All the People Are Prophets
D’var Torah for Beha’alotecha 2012/5772 by Rabbi Rachel Kahn-Troster
Recently, I was speaking on a panel about the overuse of solitary confinement in New York prisons, representing the view of the religious community that this type of incarceration constitutes a form of torture. I was glad that one of my panelists was a former prisoner and survivor of solitary confinement, because rather than offering a theoretical perspective like I could, she could talk about what it was like for her, what it did to her mind, to be held with minimal human contact or intellectual stimulation for 16 months.
But I was unprepared for a member of the audience to get up and begin to share his own experience of solitary confinement after being imprisoned at the age of 16. He spoke about how he had been a violent youth and turned his life around, after doing self-reflection and penance. He spoke about seeing people, especially those with mental illness, undone by years of isolation, unable to become reformed members of society.

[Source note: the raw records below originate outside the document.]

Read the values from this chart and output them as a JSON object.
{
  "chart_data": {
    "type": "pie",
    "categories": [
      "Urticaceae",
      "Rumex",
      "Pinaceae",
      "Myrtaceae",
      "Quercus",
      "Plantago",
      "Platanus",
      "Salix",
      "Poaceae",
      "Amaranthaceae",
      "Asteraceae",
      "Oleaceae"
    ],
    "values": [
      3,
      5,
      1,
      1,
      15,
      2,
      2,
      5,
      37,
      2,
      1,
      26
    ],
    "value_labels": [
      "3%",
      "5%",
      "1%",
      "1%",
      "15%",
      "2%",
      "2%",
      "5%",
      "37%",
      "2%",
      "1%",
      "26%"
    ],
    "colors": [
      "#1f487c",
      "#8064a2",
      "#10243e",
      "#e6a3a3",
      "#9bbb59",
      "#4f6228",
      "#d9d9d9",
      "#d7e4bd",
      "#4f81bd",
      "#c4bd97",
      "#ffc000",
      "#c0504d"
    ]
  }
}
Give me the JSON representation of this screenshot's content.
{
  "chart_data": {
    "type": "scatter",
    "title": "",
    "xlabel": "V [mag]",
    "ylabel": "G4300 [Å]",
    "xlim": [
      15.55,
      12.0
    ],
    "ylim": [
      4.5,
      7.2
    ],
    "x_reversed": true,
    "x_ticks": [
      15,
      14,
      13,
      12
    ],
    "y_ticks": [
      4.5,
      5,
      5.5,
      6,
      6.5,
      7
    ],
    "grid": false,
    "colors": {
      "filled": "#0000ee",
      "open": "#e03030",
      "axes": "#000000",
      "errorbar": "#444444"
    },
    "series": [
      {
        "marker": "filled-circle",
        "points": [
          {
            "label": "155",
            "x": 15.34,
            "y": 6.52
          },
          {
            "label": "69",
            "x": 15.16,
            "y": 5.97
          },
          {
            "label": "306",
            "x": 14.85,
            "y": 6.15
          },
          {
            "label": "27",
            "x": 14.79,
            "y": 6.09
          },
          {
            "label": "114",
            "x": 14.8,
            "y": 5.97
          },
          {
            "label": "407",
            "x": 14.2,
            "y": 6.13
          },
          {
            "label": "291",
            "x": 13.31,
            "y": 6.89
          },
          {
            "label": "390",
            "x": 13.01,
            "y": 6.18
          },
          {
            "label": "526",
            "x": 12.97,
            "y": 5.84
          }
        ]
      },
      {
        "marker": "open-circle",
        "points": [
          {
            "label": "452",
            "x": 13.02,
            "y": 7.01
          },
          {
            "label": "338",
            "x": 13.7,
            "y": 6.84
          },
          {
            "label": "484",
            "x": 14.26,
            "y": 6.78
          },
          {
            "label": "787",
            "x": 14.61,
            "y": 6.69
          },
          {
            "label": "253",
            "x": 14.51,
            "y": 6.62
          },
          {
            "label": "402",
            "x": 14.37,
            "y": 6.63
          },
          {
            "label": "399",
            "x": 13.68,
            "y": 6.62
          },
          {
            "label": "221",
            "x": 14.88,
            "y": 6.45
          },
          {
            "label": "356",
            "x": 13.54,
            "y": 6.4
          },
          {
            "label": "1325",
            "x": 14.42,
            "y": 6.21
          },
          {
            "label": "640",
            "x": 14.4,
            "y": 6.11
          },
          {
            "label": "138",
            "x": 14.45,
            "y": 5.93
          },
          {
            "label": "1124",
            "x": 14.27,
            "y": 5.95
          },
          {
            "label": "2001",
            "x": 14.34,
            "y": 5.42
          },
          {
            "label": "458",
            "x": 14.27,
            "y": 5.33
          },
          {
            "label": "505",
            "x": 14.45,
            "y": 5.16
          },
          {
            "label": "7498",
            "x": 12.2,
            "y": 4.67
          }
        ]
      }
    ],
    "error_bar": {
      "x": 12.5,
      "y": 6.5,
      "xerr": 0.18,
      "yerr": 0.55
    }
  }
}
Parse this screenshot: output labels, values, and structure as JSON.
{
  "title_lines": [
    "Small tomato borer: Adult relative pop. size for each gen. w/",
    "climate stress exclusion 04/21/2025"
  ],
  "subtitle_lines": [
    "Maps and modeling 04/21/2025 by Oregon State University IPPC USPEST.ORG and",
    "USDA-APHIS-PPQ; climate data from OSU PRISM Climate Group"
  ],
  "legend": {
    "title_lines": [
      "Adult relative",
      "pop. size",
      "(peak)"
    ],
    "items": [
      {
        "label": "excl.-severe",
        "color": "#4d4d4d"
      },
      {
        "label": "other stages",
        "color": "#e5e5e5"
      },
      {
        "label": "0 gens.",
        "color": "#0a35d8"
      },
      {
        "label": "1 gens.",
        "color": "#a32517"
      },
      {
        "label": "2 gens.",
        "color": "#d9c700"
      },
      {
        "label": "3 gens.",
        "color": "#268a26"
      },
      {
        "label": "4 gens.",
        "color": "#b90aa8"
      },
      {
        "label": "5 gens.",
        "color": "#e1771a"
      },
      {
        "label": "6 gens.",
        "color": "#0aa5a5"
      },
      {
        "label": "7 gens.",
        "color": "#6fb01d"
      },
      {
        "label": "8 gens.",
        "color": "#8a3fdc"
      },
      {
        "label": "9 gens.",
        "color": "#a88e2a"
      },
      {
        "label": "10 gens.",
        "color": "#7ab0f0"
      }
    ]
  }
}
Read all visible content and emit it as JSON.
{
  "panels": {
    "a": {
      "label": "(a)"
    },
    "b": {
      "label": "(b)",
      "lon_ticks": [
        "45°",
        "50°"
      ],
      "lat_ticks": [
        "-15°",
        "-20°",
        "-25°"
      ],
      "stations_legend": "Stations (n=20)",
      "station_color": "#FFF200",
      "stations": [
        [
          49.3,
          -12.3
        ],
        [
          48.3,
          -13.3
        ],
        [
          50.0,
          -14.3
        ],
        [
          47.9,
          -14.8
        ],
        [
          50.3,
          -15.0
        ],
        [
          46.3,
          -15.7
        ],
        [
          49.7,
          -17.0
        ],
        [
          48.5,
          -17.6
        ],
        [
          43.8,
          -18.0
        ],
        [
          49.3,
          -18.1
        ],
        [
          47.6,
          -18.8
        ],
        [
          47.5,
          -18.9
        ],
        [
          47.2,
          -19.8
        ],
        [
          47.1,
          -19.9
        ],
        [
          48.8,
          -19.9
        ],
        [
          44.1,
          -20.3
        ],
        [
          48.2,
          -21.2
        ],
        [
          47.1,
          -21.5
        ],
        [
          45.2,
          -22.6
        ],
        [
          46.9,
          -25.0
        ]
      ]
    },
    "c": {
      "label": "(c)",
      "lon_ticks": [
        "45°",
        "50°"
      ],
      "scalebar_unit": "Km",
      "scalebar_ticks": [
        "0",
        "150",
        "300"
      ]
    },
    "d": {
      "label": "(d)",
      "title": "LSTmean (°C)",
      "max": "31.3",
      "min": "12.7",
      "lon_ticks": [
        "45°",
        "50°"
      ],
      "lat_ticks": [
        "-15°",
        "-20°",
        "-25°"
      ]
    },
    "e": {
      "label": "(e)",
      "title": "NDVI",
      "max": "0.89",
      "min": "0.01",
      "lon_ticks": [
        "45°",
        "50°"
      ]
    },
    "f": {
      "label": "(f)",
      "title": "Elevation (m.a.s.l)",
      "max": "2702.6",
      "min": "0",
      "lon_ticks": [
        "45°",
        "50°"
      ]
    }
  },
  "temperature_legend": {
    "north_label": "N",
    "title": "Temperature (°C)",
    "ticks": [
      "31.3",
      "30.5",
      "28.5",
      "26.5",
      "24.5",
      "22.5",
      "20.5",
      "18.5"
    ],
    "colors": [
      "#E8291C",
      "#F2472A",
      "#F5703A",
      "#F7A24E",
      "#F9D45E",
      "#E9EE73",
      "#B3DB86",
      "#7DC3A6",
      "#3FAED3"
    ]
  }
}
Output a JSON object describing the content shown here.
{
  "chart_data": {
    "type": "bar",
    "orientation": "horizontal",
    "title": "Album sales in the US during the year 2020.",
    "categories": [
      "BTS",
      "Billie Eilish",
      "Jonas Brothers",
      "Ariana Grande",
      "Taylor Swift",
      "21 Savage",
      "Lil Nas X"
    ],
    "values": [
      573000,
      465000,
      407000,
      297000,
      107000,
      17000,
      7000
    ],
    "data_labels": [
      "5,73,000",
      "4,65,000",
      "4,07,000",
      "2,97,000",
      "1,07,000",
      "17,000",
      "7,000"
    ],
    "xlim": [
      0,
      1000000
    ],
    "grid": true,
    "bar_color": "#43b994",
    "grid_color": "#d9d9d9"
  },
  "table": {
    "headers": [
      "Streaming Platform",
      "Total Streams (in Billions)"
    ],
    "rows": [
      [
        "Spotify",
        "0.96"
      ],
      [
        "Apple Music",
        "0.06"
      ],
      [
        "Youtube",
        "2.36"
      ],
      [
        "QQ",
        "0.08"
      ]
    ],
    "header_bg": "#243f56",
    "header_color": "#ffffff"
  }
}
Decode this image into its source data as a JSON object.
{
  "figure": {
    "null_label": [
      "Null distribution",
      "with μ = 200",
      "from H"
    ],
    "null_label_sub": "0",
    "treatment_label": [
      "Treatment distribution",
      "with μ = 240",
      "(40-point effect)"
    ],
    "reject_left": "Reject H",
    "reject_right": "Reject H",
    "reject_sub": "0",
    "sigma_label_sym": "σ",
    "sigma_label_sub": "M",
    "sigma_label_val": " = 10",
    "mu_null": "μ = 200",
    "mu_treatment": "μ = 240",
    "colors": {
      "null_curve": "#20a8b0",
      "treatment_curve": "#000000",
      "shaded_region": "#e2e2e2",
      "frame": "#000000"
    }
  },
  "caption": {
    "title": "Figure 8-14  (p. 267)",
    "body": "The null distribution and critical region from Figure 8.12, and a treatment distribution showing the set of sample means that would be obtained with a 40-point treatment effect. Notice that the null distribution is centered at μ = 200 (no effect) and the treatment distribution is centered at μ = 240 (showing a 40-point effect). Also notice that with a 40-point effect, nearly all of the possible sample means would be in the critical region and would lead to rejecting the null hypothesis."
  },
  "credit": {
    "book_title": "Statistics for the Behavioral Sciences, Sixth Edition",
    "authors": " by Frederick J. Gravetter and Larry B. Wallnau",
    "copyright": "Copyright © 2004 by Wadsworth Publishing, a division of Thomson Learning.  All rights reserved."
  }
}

His human rights were not remote, but in my own community. And there are so many more like him.
In this week’s parshah, Beha’alotecha, we see the importance of expanding our circle of experts and hearing truth from all reflections of the divine image. Dealing yet again with the complaints of the Israelites, Moses vents his frustration and sense of being overwhelmed to God. Being the expert in transmitting the word of God to the people has left him isolated. In response, God asks him to assemble seventy elders of the people, so that God can share of the ruach hakodesh that is within Moses with them. When God’s spirit rested on them, they were able to prophesy. Two elders who remain in the camp also begin speaking the word of God. Rather than feeling threatened by this democratization of connection with the divine, Moses declares: “Would that all of God’s people were prophets, that God would put God’s spirit on them?” This sentiment is later echoed in the Book of Joel: “Your sons and daughters will prophesy; your old will dream dreams and your youth will see vision.”
But in fighting for change in American prisons, we already see that wisdom and expertise are found in ever member of our community. There are people who we pass every day who might have faced the psychological torture of solitary confinement, and it is their words that we must put at the center of the fight to end this abusive practice.